GE Money was now talking to Wizard licensees about closing down the branches and arranging an orderly transition, he said.
Once that understanding with licensees had been sorted out GE Money would write to the customers with the new contact details.
"They (Wizard licensees) have been doing it tough for some months, it has been a really, really difficult environment we have been operating in and we have held on for as long as we can."
GE Money still has a retail store finance, personal loans and insurance business in New Zealand.
Wizard's demise did not come as a surprise, said David Tripe, director of Massey University's Centre for Banking Studies.
GE Money had been a great user of the international commercial paper market for its funding and therefore was being squeezed along with everybody else in that market, he said.
Wizard was not a big player, as banks controlled over 90 per cent of the mortgage market, he said.
Circumstances may well prove somewhat difficult for other non-bank lenders unless they were raising funds through retail deposits of one sort or another.

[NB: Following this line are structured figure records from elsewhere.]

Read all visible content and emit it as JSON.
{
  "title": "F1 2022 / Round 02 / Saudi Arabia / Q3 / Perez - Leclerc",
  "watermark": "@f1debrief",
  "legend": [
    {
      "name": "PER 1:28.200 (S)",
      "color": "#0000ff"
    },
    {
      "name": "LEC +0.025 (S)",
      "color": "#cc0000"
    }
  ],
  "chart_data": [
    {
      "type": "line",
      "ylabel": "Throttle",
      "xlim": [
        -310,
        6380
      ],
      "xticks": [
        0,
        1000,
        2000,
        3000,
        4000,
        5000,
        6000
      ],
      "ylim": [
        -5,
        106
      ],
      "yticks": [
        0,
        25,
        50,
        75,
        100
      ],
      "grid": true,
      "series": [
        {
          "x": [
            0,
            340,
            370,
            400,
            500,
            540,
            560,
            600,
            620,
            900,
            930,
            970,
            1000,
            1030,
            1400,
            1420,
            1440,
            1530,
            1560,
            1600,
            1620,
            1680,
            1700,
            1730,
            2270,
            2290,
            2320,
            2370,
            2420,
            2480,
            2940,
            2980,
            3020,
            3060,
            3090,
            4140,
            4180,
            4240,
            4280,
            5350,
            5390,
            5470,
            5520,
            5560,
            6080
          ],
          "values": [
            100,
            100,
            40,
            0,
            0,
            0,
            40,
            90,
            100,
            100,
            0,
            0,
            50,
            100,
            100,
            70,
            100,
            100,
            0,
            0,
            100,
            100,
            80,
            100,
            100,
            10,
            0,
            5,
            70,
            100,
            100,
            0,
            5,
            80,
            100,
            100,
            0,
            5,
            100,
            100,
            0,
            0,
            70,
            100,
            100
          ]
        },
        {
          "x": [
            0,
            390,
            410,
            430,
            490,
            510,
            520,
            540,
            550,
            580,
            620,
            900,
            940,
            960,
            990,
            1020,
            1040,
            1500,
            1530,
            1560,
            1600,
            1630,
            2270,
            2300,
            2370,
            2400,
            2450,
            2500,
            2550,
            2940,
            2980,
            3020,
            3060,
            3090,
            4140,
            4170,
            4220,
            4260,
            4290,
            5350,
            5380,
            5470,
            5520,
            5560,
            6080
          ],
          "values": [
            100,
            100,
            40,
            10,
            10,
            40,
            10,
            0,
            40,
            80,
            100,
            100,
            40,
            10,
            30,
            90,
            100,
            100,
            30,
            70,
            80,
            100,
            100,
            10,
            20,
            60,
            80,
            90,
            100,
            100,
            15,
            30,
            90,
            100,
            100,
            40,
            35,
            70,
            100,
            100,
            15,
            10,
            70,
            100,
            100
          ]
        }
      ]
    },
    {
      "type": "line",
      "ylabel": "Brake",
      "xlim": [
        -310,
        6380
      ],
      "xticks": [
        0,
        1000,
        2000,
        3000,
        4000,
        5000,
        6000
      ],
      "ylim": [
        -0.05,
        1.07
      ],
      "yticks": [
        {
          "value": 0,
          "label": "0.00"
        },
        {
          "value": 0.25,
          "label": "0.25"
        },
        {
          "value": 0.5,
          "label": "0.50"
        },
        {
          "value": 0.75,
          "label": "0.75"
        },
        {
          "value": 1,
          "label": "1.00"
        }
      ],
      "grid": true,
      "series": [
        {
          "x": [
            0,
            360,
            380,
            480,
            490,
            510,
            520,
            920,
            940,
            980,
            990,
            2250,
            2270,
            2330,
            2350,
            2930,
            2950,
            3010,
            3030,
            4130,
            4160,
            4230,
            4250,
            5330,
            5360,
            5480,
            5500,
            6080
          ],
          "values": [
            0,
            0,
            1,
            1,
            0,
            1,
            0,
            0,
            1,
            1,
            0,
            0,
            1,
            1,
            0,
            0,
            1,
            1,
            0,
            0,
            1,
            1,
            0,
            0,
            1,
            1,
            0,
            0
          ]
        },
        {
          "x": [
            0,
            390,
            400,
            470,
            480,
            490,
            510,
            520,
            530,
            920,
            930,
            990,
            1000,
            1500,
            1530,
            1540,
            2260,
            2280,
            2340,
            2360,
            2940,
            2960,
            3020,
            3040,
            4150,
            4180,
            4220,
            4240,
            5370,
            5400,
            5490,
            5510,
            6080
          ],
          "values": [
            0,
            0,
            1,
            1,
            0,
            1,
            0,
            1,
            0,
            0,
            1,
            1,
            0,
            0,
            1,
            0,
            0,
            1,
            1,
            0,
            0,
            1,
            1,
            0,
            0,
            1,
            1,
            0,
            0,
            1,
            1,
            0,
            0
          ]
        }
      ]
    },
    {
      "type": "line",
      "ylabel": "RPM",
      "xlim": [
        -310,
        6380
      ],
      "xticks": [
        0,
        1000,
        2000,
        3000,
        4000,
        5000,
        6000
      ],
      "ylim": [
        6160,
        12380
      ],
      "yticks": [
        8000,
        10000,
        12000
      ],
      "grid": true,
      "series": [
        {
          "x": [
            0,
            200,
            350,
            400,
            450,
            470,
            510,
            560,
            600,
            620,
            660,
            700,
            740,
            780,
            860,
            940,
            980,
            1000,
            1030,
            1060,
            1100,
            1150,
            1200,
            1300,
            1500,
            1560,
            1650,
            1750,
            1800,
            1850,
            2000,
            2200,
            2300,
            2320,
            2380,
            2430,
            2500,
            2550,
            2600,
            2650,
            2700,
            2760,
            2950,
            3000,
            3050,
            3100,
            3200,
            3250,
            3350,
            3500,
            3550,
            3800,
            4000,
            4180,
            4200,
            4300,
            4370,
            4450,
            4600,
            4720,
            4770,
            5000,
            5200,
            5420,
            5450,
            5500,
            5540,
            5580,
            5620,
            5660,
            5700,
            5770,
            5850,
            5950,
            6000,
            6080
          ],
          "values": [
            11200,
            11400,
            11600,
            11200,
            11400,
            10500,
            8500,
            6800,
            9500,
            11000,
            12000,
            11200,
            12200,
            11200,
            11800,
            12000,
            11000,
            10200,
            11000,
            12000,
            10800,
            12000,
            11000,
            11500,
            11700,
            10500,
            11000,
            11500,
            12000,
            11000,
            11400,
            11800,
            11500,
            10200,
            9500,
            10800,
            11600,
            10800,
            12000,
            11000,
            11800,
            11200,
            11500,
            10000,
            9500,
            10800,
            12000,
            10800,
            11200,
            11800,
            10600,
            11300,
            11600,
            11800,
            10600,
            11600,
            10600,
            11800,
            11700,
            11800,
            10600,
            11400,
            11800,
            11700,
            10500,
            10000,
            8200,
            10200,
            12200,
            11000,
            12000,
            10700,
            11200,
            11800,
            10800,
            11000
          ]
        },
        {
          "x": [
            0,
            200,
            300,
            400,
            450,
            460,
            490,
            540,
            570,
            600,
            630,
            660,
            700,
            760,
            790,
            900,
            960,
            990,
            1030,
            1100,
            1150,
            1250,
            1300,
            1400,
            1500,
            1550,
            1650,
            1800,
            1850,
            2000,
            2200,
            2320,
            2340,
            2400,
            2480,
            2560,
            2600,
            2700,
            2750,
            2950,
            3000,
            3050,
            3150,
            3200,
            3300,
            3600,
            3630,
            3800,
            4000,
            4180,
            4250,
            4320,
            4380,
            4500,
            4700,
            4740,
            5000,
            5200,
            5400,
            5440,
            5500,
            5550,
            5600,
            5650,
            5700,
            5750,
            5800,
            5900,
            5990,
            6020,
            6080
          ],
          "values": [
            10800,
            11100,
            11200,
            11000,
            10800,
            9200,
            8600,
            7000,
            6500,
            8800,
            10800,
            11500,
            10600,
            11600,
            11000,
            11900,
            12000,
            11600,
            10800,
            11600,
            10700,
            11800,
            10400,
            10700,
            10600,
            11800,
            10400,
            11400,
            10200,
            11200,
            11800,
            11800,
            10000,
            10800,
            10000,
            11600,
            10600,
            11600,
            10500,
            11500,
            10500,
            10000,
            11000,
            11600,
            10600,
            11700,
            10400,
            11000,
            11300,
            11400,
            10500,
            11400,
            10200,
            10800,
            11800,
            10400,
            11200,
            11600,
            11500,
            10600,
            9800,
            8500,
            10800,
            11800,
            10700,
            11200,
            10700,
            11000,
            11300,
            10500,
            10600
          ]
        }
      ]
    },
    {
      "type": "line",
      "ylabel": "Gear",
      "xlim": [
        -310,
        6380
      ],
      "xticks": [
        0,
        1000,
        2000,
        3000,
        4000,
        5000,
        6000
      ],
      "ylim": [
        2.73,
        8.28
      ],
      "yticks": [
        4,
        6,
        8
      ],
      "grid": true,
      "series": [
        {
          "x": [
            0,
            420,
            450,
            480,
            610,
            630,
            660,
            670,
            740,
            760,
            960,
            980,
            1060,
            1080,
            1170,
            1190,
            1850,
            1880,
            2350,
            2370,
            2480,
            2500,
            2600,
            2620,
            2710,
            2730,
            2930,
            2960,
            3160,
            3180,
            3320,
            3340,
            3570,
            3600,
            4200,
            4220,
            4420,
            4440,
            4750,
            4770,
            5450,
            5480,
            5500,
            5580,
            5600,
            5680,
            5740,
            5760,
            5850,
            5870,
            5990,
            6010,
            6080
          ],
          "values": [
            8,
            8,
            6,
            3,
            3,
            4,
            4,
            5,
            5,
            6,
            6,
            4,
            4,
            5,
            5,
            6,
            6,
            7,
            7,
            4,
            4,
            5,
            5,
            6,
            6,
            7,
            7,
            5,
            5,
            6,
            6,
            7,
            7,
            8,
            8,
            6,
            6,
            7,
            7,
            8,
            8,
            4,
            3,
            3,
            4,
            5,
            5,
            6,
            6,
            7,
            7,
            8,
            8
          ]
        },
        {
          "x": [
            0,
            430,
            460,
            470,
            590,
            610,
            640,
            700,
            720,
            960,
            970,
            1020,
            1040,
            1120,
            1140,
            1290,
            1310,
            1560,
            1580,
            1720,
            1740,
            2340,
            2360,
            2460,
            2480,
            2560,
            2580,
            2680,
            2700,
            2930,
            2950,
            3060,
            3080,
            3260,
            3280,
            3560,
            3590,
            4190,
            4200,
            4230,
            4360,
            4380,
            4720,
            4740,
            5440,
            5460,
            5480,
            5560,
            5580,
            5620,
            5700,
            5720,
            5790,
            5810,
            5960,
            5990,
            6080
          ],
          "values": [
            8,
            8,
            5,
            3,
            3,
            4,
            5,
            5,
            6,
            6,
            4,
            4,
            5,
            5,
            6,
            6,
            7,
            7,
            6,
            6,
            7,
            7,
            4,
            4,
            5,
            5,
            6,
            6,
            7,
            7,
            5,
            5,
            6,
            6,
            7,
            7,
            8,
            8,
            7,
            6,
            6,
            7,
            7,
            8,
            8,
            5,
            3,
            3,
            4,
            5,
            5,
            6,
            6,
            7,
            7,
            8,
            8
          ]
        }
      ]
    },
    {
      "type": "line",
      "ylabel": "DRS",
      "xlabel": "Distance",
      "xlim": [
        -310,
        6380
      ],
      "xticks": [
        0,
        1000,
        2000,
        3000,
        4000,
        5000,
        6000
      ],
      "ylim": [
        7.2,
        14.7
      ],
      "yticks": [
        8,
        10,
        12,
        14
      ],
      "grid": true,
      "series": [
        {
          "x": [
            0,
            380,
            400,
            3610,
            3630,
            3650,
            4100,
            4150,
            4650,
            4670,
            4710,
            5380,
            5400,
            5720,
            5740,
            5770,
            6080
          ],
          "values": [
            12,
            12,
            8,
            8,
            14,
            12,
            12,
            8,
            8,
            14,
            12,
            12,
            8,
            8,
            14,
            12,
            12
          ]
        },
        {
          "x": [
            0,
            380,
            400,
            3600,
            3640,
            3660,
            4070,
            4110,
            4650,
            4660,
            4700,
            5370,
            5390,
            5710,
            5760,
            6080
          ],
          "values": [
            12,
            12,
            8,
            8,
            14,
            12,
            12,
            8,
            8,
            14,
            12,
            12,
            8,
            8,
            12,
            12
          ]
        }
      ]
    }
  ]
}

Building societies, raising money through retail deposits and acting in a more bank like way, should be all right, he said.
"Generally we haven't had the extent of non-bank lenders as they have in other markets but there were a number of low profile offshoots of some of the Australian mortgage lenders.
"They have become even lower in profile and that reflects their general difficulty in being able to raise funds by offering packages of mortgages to the market to underpin securitisation issues."
Mike Pero, director of mortgage broker Mike Pero Mortgages, said that while his company did not use Wizard, a number of non-bank lenders were not lending any more and a number seemed to have dropped off.
"A lot have been filtered out and there will be more of those in the next year."
But there were still some out there.
"You do need non-bank lenders for the non-traditional or non-vanilla type loans."